The lawsuit, initiated by Professor Kay, was in response to two articles she alleged contained “false and defamatory information” made by the Irish Rover, a conservative newspaper made by students from the University.

St. Joseph County Judge Steven David ruled against Professor Kay, finding that the statements in question were true and not made with actual malice. The judge also found no defamatory inference in the articles and noted that there were no damages directly linked to the reporting. He concluded that the statements were protected under the right to free speech, were connected to a public issue, and were made in good faith with a reasonable basis in law and fact.

The controversy stems from Kay’s public advocacy for abortion rights. The Irish Rover had reported on various activities by Kay, including sharing pro-abortion resources on social media and labeling herself as a Notre Dame “abortion rights expert.” The court recognized her active role in the national discussion on abortion through her public comments and academic publications.

Additionally, the newspaper highlighted that Kay had a sign on her office door offering assistance on “ALL Healthcare issues” and included a personal email address and the letter “J.” There was speculation that the letter “J” indicated a willingness to help students access abortion services. However, Kay clarified that it was meant to signal her readiness to assist victims of sexual assault. Judge David, in his ruling, stated that the letter “J,” in the context of Kay’s other public statements, could be reasonably interpreted as indicating a broader scope than merely sexual assault victim advocacy.

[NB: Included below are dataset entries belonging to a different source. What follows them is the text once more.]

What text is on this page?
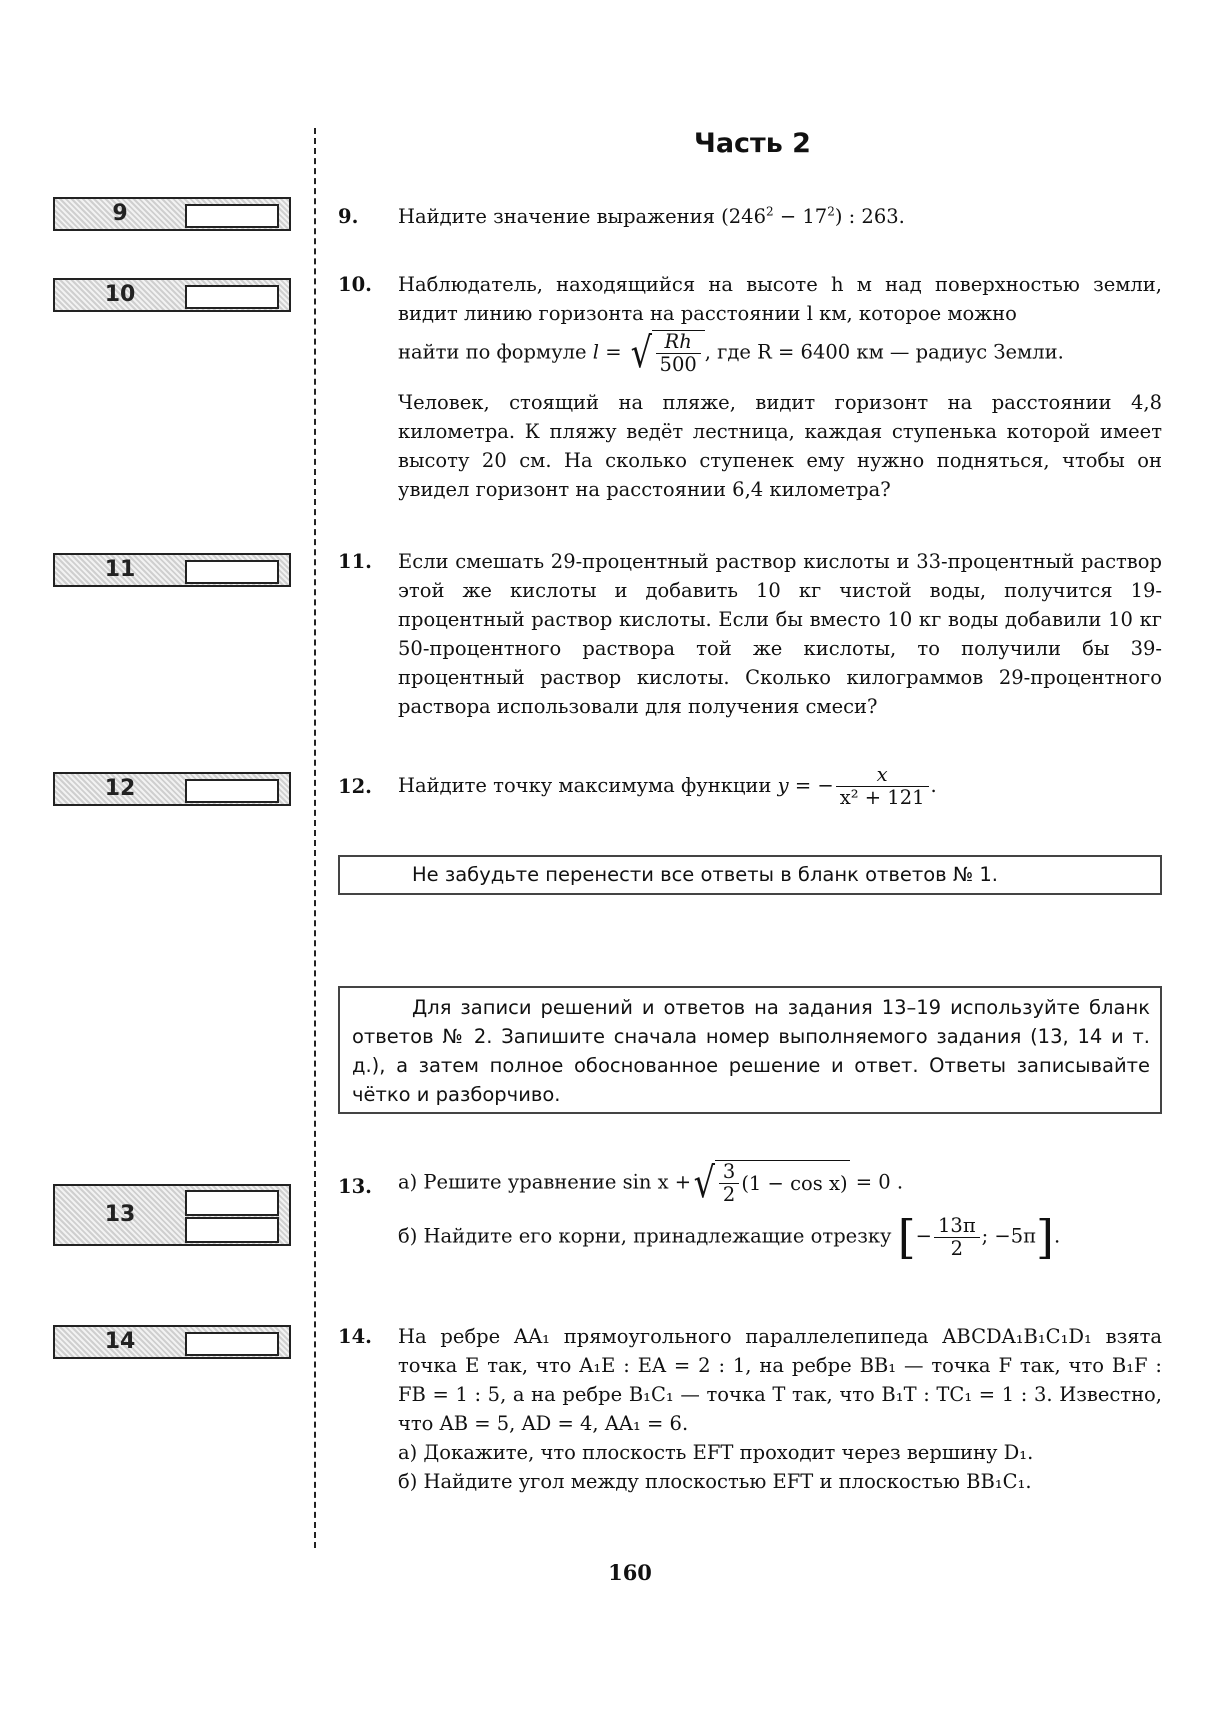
Часть 2
9
10
11
12
13
14
9. Найдите значение выражения $(246^2 - 17^2)$ : 263.
10. Наблюдатель, находящийся на высоте h м над поверхностью земли, видит линию горизонта на расстоянии l км, которое можно

найти по формуле l = √ $\frac{Rh}{500}$ , где R = 6400 км — радиус Земли.

Человек, стоящий на пляже, видит горизонт на расстоянии 4,8 километра. К пляжу ведёт лестница, каждая ступенька которой имеет высоту 20 см. На сколько ступенек ему нужно подняться, чтобы он увидел горизонт на расстоянии 6,4 километра?

11. Если смешать 29-процентный раствор кислоты и 33-процентный раствор этой же кислоты и добавить 10 кг чистой воды, получится 19-процентный раствор кислоты. Если бы вместо 10 кг воды добавили 10 кг 50-процентного раствора той же кислоты, то получили бы 39-процентный раствор кислоты. Сколько килограммов 29-процентного раствора использовали для получения смеси?

12. Найдите точку максимума функции y = − $\frac{x}{\text{x² + 121}}$ .
Не забудьте перенести все ответы в бланк ответов № 1.
Для записи решений и ответов на задания 13–19 используйте бланк ответов № 2. Запишите сначала номер выполняемого задания (13, 14 и т. д.), а затем полное обоснованное решение и ответ. Ответы записывайте чётко и разборчиво.
13. а) Решите уравнение sin x + √ $\frac{3}{2} (1 - \cos x) = 0$ .

б) Найдите его корни, принадлежащие отрезку [− $\frac{13\pi}{2}$ ; −5π].

14. На ребре AA₁ прямоугольного параллелепипеда ABCDA₁B₁C₁D₁ взята точка E так, что A₁E : EA = 2 : 1, на ребре BB₁ — точка F так, что B₁F : FB = 1 : 5, а на ребре B₁C₁ — точка T так, что B₁T : TC₁ = 1 : 3. Известно, что AB = 5, AD = 4, AA₁ = 6.

а) Докажите, что плоскость EFT проходит через вершину D₁.

б) Найдите угол между плоскостью EFT и плоскостью BB₁C₁.

160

The Irish Rover’s editorial staff expressed relief and satisfaction at the ruling, seeing it as a victory for free speech and accurate journalism. They criticized Professor Kay for attempting to “silence and intimidate undergraduate students” through the lawsuit and hoped that the ruling would prevent similar efforts to suppress free speech in the future.

The paper expressed gratitude for Indiana’s Anti-SLAPP law, which they felt protected them from a frivolous lawsuit. They condemned Kay’s actions as “appalling,” given her position as a professor at the university and the defendants being students. The staff also reiterated their defense of their reporting as “fair and accurate.”

As of the latest reports, Professor Kay has not publicly commented on the ruling.